Kigali hosts inaugural Kusi Ideas Festival

Rwanda will on Sunday host the launch of the knowledge-based product known as Kusi Ideas Festival, an annual international ideas conference which will be held in Kigali.

Organisers say that the festival which will be the first of its kind, will be held on Sunday and Monday will bring together some of the most free-spirited and bold people calling out Africa’s challenges, and those turning them into opportunities.


For the next 60 years in Africa, it is noted, these will be the people shaping the continent.


The festival allows connections to this valuable cast of players and gives institutions and businesses a great opportunity to hitch their wagon to the coming African Century.


“The City of Kigali is happy to be a venue for this innovative festival (KUSI ideas Festival) as a city we not only strive to be a venue the promotion of MICE but also be at the centre of the birth of ground-breaking innovations and ideas,” the City of Kigali Mayor, PudenceRubingisa said

After the launch in Kigali, the Kusi ideas festival will be held in different African cities annually in the years to come.
The name Kusi is coined from one of a regular pattern of the monsoon winds in the Indian Ocean which allowed for traders to plan their trade routes south and north along the East African coast.
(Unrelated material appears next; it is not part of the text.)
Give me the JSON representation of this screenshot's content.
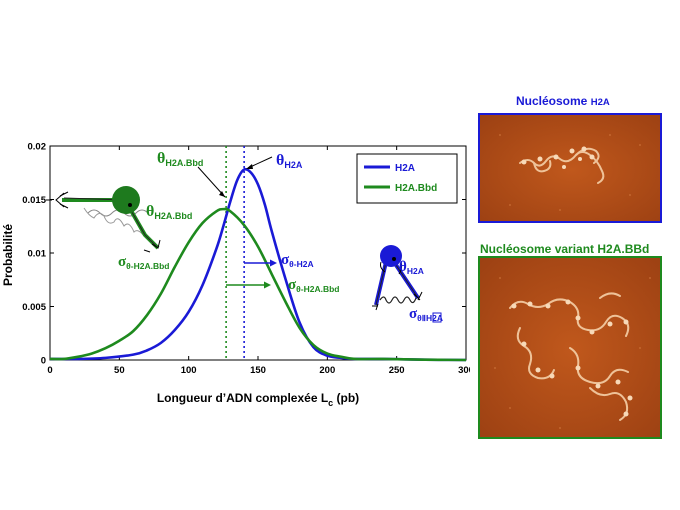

The Kusi (southerly) wind, a mainly southerly wind blowing for approximately six months from April to mid-September, allowed traders to head up north along the coast.

It is noted that beyond trade, over the centuries, Kusi and other trade winds made possible cultural, intellectual, and technological exchanges, and considerably shaped the history of the nations on the east side of Africa, its hinterland, and the wider Indian Ocean rim.

By 2025, it is forecast that the continent’s population will rise to 2.4 billion and will continue to grow to 4.2 billion, nearly 4 times its present size in the next 100 years, bringing its share of the global population from 17 per cent at present to 40 per cent.

At the same time, Africa will have three megacities comprised of more than 10 million people each with Lagos, Nigeria projected to be the largest city on earth by 2075.

Over 50 per cent of Africans are under the age of 20, compared to the global median age of 30.

Organisers of the festival observe that the world’s future, in that sense is very African, and it is a future that’s both exciting and frightening – providing a precious platform to create and sell solutions and build immense wealth, “but also very punishing if we fail.”